Hati-hati! Anak Korban KDRT Berisiko Jadi Pelaku atau Korban KDRT

anak korban KDRT

Anak merupakan mesin foto kopi dari kedua orang tuanya. Apa yang mereka lihat dan dengar umumnya akan terserap dengan baik di dalam memorinya. Tidak terkecuali anak korban KDRT.

Maka tidak mengherankan jika para pakar selalu mengingatkan dampak mengkhawatirkan dari anak-anak yang tumbuh di lingkungan yang dipenuhi dengan kekerasan. Di kemudian hari, mereka akan berisiko mengalami berbagai kesulitan.

Perlu digarisbawahi bahwa Kekerasan Dalam Rumah Tangga (KDRT) memiliki banyak bentuk. Mulai dari pertengkaran dan teriakan, perilaku yang mengendalikan, tindakan intimidasi, pengancamanm hingga kekerasan yang bisa berakibat cedera serius.

anak korban KDRT

Bacaan Lainnya

Mengutip laman psychologytoday, Pusat Pengendalian dan Pencegahan Penyakit telah melaporkan bahwa di rumah-rumah tempat kekerasan antara pasangan terjadi, ada kemungkinan 45% hingga 60% terjadinya kekerasan anak yang terjadi bersamaan. Angka tersebut 15 kali lebih tinggi dari rata-rata. Angka-angka ini merupakan pengingat yang serius tentang dampak lingkungan yang penuh kekerasan terhadap anak-anak.

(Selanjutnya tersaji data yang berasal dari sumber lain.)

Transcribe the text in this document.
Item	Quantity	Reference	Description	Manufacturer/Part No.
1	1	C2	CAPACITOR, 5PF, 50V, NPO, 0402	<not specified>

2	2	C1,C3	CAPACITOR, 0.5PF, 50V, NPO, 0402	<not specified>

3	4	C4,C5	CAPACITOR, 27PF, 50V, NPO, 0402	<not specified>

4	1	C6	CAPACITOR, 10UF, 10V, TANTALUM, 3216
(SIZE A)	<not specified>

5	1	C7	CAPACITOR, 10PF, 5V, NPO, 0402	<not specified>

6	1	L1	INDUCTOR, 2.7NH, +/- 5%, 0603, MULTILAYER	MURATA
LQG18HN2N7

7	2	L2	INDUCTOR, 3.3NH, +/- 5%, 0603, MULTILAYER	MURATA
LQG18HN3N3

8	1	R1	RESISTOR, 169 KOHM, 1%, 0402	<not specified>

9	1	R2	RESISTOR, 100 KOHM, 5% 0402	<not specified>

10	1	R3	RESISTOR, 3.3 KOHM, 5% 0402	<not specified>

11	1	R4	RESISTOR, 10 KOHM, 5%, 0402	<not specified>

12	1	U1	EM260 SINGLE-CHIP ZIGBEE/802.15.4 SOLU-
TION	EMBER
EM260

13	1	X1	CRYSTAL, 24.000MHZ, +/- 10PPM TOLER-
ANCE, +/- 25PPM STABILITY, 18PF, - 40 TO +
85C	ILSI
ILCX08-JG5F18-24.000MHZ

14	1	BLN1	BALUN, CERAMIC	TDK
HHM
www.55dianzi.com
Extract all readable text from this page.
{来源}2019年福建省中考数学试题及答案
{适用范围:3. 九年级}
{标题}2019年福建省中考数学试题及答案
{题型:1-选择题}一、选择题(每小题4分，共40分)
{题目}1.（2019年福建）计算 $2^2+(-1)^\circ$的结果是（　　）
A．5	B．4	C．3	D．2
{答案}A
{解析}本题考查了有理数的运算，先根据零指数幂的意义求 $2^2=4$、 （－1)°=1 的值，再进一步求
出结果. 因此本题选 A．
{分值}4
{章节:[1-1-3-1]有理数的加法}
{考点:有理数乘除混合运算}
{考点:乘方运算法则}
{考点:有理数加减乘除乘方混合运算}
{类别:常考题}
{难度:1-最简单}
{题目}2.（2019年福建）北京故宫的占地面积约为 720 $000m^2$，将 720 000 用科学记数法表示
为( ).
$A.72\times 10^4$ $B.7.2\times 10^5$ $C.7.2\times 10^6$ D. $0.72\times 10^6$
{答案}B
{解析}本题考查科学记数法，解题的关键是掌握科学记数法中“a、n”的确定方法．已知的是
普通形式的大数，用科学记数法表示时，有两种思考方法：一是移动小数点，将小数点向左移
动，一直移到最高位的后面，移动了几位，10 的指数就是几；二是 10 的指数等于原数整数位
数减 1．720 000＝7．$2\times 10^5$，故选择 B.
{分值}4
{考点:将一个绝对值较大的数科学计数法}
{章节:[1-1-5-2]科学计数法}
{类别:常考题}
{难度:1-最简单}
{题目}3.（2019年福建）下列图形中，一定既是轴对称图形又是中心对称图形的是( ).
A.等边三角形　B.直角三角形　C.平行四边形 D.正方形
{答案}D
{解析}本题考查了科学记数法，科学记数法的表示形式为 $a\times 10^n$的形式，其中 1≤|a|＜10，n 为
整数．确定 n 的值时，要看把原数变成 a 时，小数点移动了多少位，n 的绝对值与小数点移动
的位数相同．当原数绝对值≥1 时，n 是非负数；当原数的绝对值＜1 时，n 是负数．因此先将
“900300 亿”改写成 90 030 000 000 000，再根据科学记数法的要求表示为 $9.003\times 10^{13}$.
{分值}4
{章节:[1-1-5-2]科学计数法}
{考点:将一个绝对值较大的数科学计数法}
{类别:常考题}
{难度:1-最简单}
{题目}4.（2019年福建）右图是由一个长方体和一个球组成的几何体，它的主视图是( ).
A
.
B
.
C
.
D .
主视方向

Fakta ini tentu saja mengkhawatirkan, sebab jika lingkaran KDRT tidak terputus maka akan berisiko terus berputar terus menerus. Seorang anak yang melihat KDRT akan merasakan ketakutan yang menimbukan trauma sekaligus bisa menyalahartikan bahwa tindakan kekerasan merupakan hal yang lumrah atau normal dilakukan.

Dampak Psikologis yang Dirasakan Anak Korban KDRT

Pengalaman seorang anak yang menyaksikan, mendengar, mengalami kekerasan dalam
lingkup keluarga dapat menimbulkan banyak pengaruh negatif pada keamanan dan stabilitas hidup serta kesejahteraan anak.

Ada beberapa dampak psikologis bagi anak yang menjadi korban kekerasan rumah tangga. Apa saja?

  • Berisiko terjadinya kemundurnya fase perekembangan
  • Merasakan ketakutan akan bahaya atau ditinggalkan,
  • Merasakan kekhawatiran atau kesedihan yang berlebihan
  • Timbulnya rasa bersalah
  • Ketidakmampuan untuk merasakan empati atau rasa bersalah
  • Kebiasaan berbohong,
  • Toleransi frustrasi yang rendah
  • Menjaga jarak emosional
  • Ketakutan tentang masa depan

Perhatian yang diberikan, emosi yang dirasakan, dan kenangan yang terpatri di otak anak pada saat-saat stres menjadi saling terkait erat dan selamanya akan diingat. Nyatanya, anak-anak bukan sekadar pengamat yang tidak bersalah, namun  mereka adalah korban.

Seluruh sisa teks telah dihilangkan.